The other three turned slowly round. To Father Devine they looked like sleepwalkers.

“Hah!” said the Bishop with quiet satisfaction. “That's the very thing I mean. We'll have to mind ourselves.”

And away the three of them went, very slowly, as though they owed no responsibility whatever towards the fallen guest. Paddy, the Bishop's “boy,” who was obviously expecting something of the sort, immediately appeared and, with the aid of Father Devine, put the old man on a bench and carried him back to the palace. Then, still carrying the bench between them, they set out after the others. They were just in time to see the collapse of the Canon, but in spite of it the other two went on. Father Fogarty had begun to chuckle hysterically.
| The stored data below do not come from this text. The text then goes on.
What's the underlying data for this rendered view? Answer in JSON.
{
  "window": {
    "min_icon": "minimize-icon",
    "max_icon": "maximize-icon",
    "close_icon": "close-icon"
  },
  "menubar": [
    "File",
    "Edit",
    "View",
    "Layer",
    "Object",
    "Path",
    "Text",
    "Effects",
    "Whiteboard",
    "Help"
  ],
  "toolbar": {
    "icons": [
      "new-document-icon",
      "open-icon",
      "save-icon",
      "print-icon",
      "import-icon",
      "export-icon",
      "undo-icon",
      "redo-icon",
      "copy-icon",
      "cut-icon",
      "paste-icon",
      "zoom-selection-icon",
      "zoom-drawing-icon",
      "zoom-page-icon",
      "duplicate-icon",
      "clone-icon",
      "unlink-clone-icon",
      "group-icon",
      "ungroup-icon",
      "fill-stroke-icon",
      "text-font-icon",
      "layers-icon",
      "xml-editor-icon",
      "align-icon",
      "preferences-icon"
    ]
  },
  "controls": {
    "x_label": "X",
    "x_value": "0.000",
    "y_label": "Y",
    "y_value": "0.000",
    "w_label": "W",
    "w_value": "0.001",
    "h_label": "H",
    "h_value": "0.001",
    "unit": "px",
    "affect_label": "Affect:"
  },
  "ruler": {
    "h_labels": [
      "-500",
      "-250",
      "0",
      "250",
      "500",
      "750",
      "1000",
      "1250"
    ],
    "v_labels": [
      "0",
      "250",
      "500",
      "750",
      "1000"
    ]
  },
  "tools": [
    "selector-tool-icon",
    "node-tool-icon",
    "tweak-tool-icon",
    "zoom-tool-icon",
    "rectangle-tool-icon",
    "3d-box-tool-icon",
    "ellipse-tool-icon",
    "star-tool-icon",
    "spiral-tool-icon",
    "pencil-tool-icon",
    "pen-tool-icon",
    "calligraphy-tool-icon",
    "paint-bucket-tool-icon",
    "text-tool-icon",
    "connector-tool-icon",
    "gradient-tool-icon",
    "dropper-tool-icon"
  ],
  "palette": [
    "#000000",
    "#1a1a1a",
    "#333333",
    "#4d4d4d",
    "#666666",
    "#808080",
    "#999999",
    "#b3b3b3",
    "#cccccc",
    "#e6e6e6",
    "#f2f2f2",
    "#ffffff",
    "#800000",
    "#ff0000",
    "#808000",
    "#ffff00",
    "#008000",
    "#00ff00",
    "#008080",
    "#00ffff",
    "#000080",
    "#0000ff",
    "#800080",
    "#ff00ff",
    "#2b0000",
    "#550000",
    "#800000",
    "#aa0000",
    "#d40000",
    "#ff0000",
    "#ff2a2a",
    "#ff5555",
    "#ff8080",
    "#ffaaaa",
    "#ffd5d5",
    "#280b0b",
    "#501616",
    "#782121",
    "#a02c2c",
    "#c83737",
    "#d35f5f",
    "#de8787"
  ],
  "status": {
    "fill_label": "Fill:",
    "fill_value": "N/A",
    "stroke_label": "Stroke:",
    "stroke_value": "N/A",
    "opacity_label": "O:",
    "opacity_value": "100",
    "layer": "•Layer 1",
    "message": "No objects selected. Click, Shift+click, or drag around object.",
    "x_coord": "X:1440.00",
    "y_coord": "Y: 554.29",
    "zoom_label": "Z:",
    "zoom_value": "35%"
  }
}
They could hear him across the field, and it seemed to Father Devine that he was already rehearsing the lovely story he would tell about “the night I got drunk with the Bishop.”

Devine and Paddy left the Canon where he had fallen, and where he looked like being safe for a long time to come, and followed the other two. They had gone wildly astray, turning in a semicircle round the field till they were at the foot of the hill before a high fence round the plantation. The Bishop never hesitated, but immediately began to climb the wall.